So what is Subramanian’s blueprint to take India forward? Some recent pieces by the author of Eclipse: Living in the Shadow of China’s Economic Dominance could give us a clue.
Disappointing Budget
Finance Minister Arun Jaitley’s first Budget didn’t exactly set the world on fire. In fact it was the first time Modi’s supporters starting to express unhappiness with the government’s policy direction, although few blamed the PM himself. Subramanian was perhaps the most prominent of this lot.
“In substance, this was a budget prepared by incumbent bureaucrats, not incoming politicians,” Subramanian wrote. “It represented continuity – which surprisingly was endorsed by much of the post-Budget commentary – when the need of the hour was change.”
He critiqued the government for sticking to the previous administration’s unrealistic targets and accounting, arguing that some of the figures were implausible enough to demand cynicism. He also said there is too much complacency in India’s fiscal policy, driven by a basic misunderstanding: “The Budget and its analysts alike have focused on the medium-term path of fiscal adjustment. This path is important but not critical. On fiscal policy, India has a flow problem, not a stock problem.”
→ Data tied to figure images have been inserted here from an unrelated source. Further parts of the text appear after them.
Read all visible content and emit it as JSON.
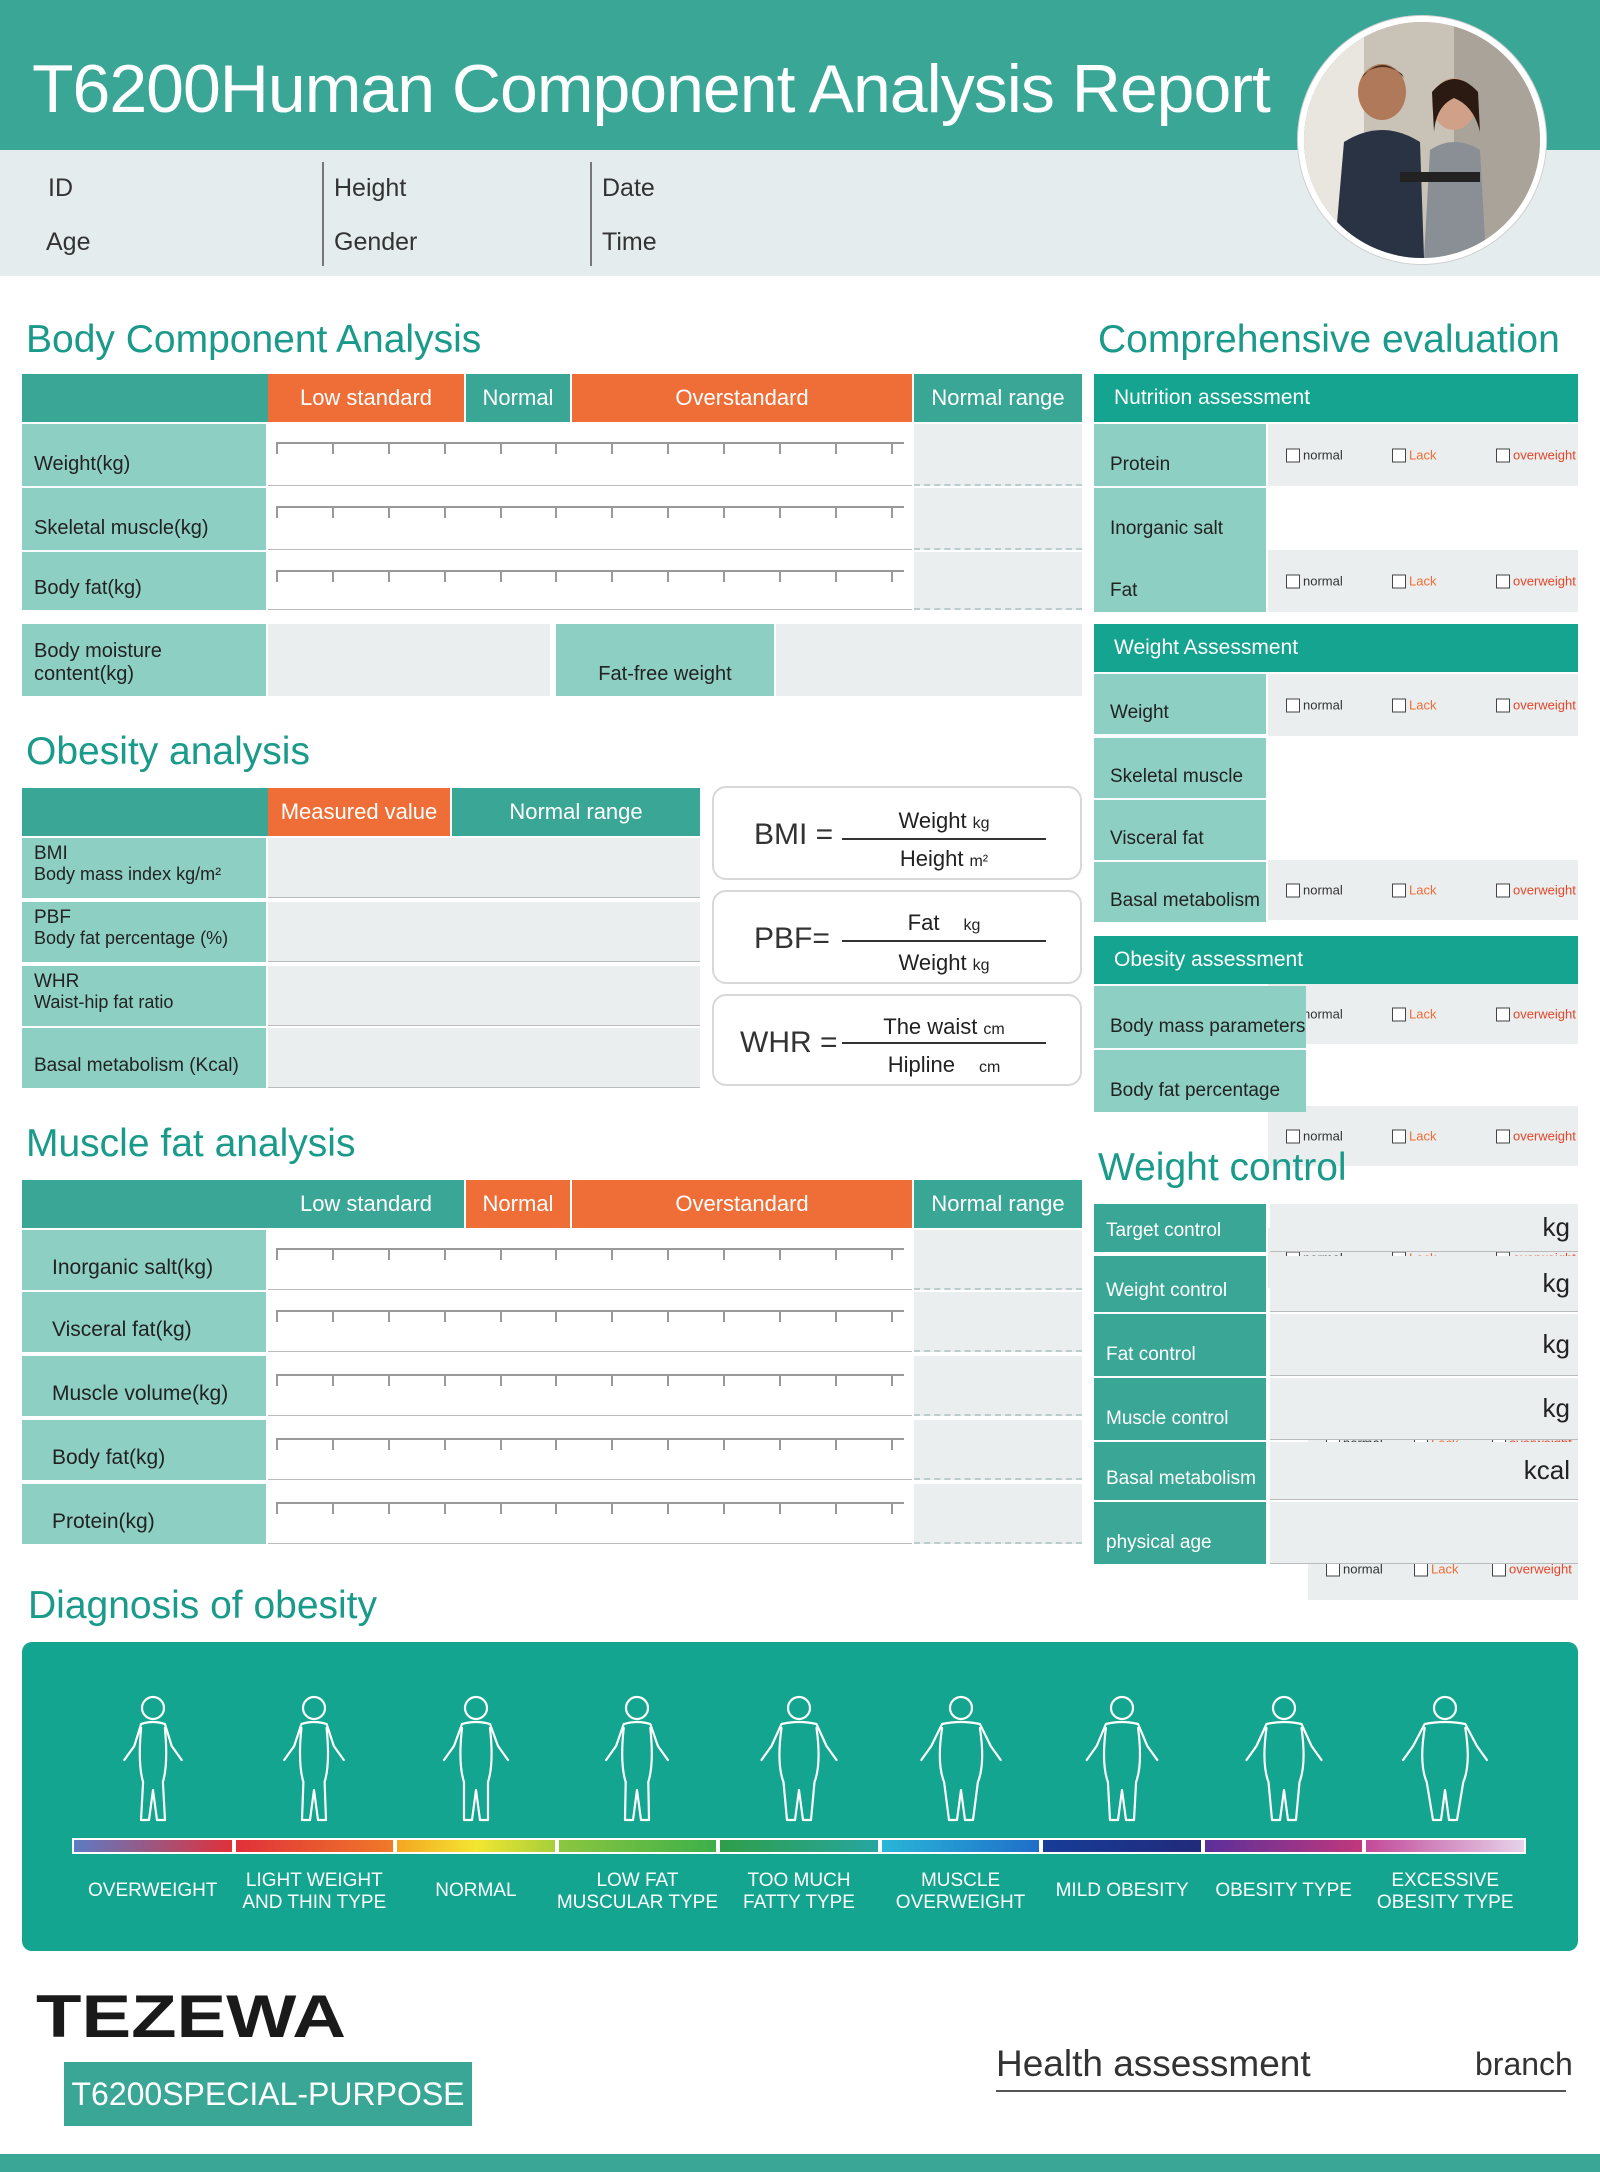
{
  "header": {
    "title": "T6200Human Component Analysis Report",
    "fields": {
      "id": "ID",
      "age": "Age",
      "height": "Height",
      "gender": "Gender",
      "date": "Date",
      "time": "Time"
    }
  },
  "body_component": {
    "title": "Body Component Analysis",
    "columns": {
      "low": "Low standard",
      "normal": "Normal",
      "over": "Overstandard",
      "range": "Normal range"
    },
    "rows": [
      "Weight(kg)",
      "Skeletal muscle(kg)",
      "Body fat(kg)"
    ],
    "moisture_label": "Body moisture content(kg)",
    "fatfree_label": "Fat-free weight"
  },
  "obesity": {
    "title": "Obesity analysis",
    "columns": {
      "measured": "Measured value",
      "range": "Normal range"
    },
    "rows": [
      {
        "abbr": "BMI",
        "desc": "Body mass index kg/m²"
      },
      {
        "abbr": "PBF",
        "desc": "Body fat percentage (%)"
      },
      {
        "abbr": "WHR",
        "desc": "Waist-hip fat ratio"
      },
      {
        "abbr": "",
        "desc": "Basal metabolism (Kcal)"
      }
    ],
    "formulas": {
      "bmi": {
        "lhs": "BMI =",
        "num": "Weight",
        "num_unit": "kg",
        "den": "Height",
        "den_unit": "m²"
      },
      "pbf": {
        "lhs": "PBF=",
        "num": "Fat",
        "num_unit": "kg",
        "den": "Weight",
        "den_unit": "kg"
      },
      "whr": {
        "lhs": "WHR =",
        "num": "The waist",
        "num_unit": "cm",
        "den": "Hipline",
        "den_unit": "cm"
      }
    }
  },
  "muscle_fat": {
    "title": "Muscle fat analysis",
    "columns": {
      "low": "Low standard",
      "normal": "Normal",
      "over": "Overstandard",
      "range": "Normal range"
    },
    "rows": [
      "Inorganic salt(kg)",
      "Visceral fat(kg)",
      "Muscle volume(kg)",
      "Body fat(kg)",
      "Protein(kg)"
    ]
  },
  "comprehensive": {
    "title": "Comprehensive evaluation",
    "options": {
      "normal": "normal",
      "lack": "Lack",
      "over": "overweight"
    },
    "nutrition": {
      "header": "Nutrition assessment",
      "items": [
        "Protein",
        "Inorganic salt",
        "Fat"
      ]
    },
    "weight": {
      "header": "Weight Assessment",
      "items": [
        "Weight",
        "Skeletal muscle",
        "Visceral fat",
        "Basal metabolism"
      ]
    },
    "obesity": {
      "header": "Obesity assessment",
      "items": [
        "Body mass parameters",
        "Body fat percentage"
      ]
    }
  },
  "weight_control": {
    "title": "Weight control",
    "rows": [
      {
        "label": "Target control",
        "unit": "kg"
      },
      {
        "label": "Weight control",
        "unit": "kg"
      },
      {
        "label": "Fat control",
        "unit": "kg"
      },
      {
        "label": "Muscle control",
        "unit": "kg"
      },
      {
        "label": "Basal metabolism",
        "unit": "kcal"
      },
      {
        "label": "physical age",
        "unit": ""
      }
    ]
  },
  "diagnosis": {
    "title": "Diagnosis of obesity",
    "categories": [
      {
        "l1": "OVERWEIGHT",
        "l2": ""
      },
      {
        "l1": "LIGHT WEIGHT",
        "l2": "AND THIN TYPE"
      },
      {
        "l1": "NORMAL",
        "l2": ""
      },
      {
        "l1": "LOW FAT",
        "l2": "MUSCULAR TYPE"
      },
      {
        "l1": "TOO MUCH",
        "l2": "FATTY TYPE"
      },
      {
        "l1": "MUSCLE",
        "l2": "OVERWEIGHT"
      },
      {
        "l1": "MILD OBESITY",
        "l2": ""
      },
      {
        "l1": "OBESITY TYPE",
        "l2": ""
      },
      {
        "l1": "EXCESSIVE",
        "l2": "OBESITY TYPE"
      }
    ]
  },
  "footer": {
    "logo": "TEZEWA",
    "model": "T6200SPECIAL-PURPOSE",
    "health": "Health assessment",
    "branch": "branch"
  },
  "colors": {
    "teal": "#3aa696",
    "teal_dark": "#14a48f",
    "orange": "#ef6d36",
    "label_bg": "#8ecfc4"
  }
}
While, almost presciently, he called on commentators to give the government the benefit of the doubt for the moment, Subramanian did point out that actions and timelines on the key issues of taxation and subsidies were missing.
Report card
At the end of June, about a month-and-a-half into Modi’s prime ministership, Subramanian offered up a provisional report card based on measures that had been taken until then.
*Inflation: ‘A’ – because of a moderation in minimum support prices and liberalising movements of fruits and vegetables.
*Railway Tariffs: ‘A-’ – a (substantially) insufficient tariff increase, but a “shrewd political calculation”.
*Manufacturing: ‘C’ – extension of excise concession to auto manufacturers despite few reasons to do so.
*Subsidies: ‘D’ – increase of sugar subsidies and imposition of import duties aimed primarily at appeasing the sugar lobby.
WTO position
Subramanian agreed with the Modi government’s classification of the Bali Package as problematic for India, considering its need to provide food security, but wrote a column arguing that the obstructionist approach India took would have serious deleterious effects.
“If India succeeds in its opposition, and the Bali deal collapses, the blow to an already weak WTO would be significant and India would bear much of the blame,” Subramanian wrote. “The costs of a weak and delegitimised multilateral trade system are greater for countries such as India.”
Deng Xiaoping
Subramanian is a careful observer of China. He’s written a book about the country’s economic rise and what it will mean for the rest of the world. So you should not take him lightly when he likens Narendra Modi to Deng Xiaoping, the reformist Chinese president who set the country on its current path.
Speaking at the Rotary Club of Madras in May, Subramanian listed four reasons for the analogy. “Firstly, Modi represents a decisive break from dynasty rule like Deng Xiaoping broke with the madness of Mao Zedong ideology. Other things that make me think further on this are Modi’s decisiveness, pragmatic approach and the obsession to get things done, like the Chinese reformist leader. Also, what strikes me as a parallel between the two is the kind of long-term horizon for their countries. Of course, the other parallel is that both of them have baggage.”